First Nations oral traditions have also helped in corroborating natural disasters.
An example is an earthquake that rocked the west coast in 1700. The story is shared by First Nations — of a nighttime earthquake that destroyed homes, killing many — all along the west coast of Canada and the United States. Scientists used oral accounts as evidence and a method to categorize the massive quake, that was estimated between magnitude 8.7 and 9.2. Evidence of a tsunami associated with the quake has been known for more than 25 years.
Room for improvement
While the convergence of science and oral history is important, Kimberley TallBear, associate professor at the University of Alberta's Native Studies, says that it's important that such investigations be a collaborative effort. She's concerned that Western culture has always dominated that of First Nations and that it could do so again.
"I think it's good, and I think it's progress," TallBear said. "But Western knowledge … [is] privileged over Indigenous knowledge."
What's needed, TallBear said, is more Indigenous people working as scientists.
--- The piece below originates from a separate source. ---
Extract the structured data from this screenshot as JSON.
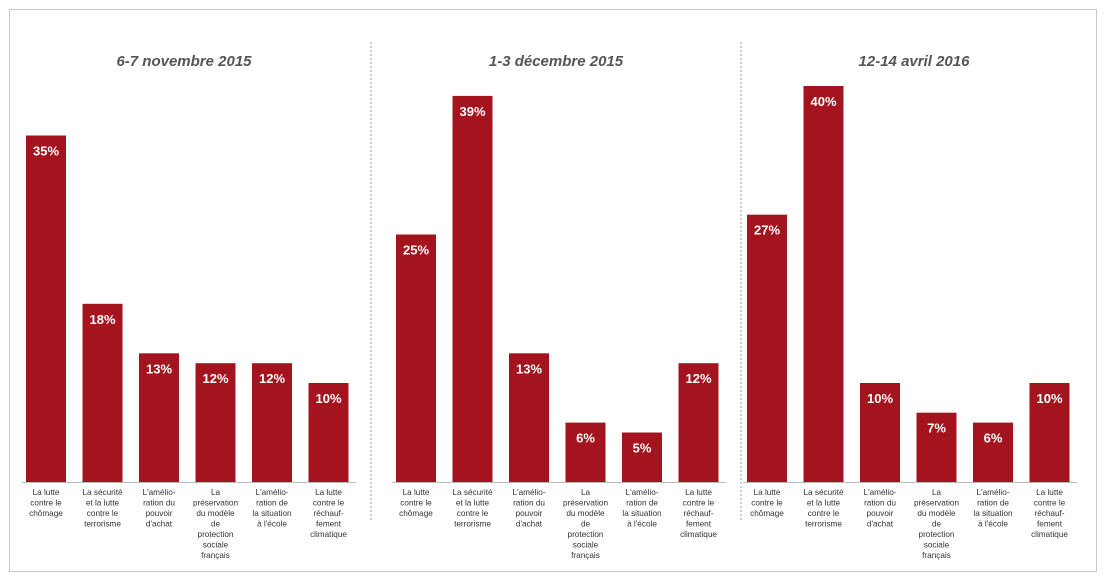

"Most scientists are taught that those who are best suited to ask scientific questions are those who are least invested," TallBear said. "But nobody is least invested. Nobody is asking those questions in a cultural vacuum."
Petzelt said that it's good to have the history of the First Nations people shared widely and she hopes to see it continue.
"It's nice to have it explained in a way Western culture can understand," said Petzelt.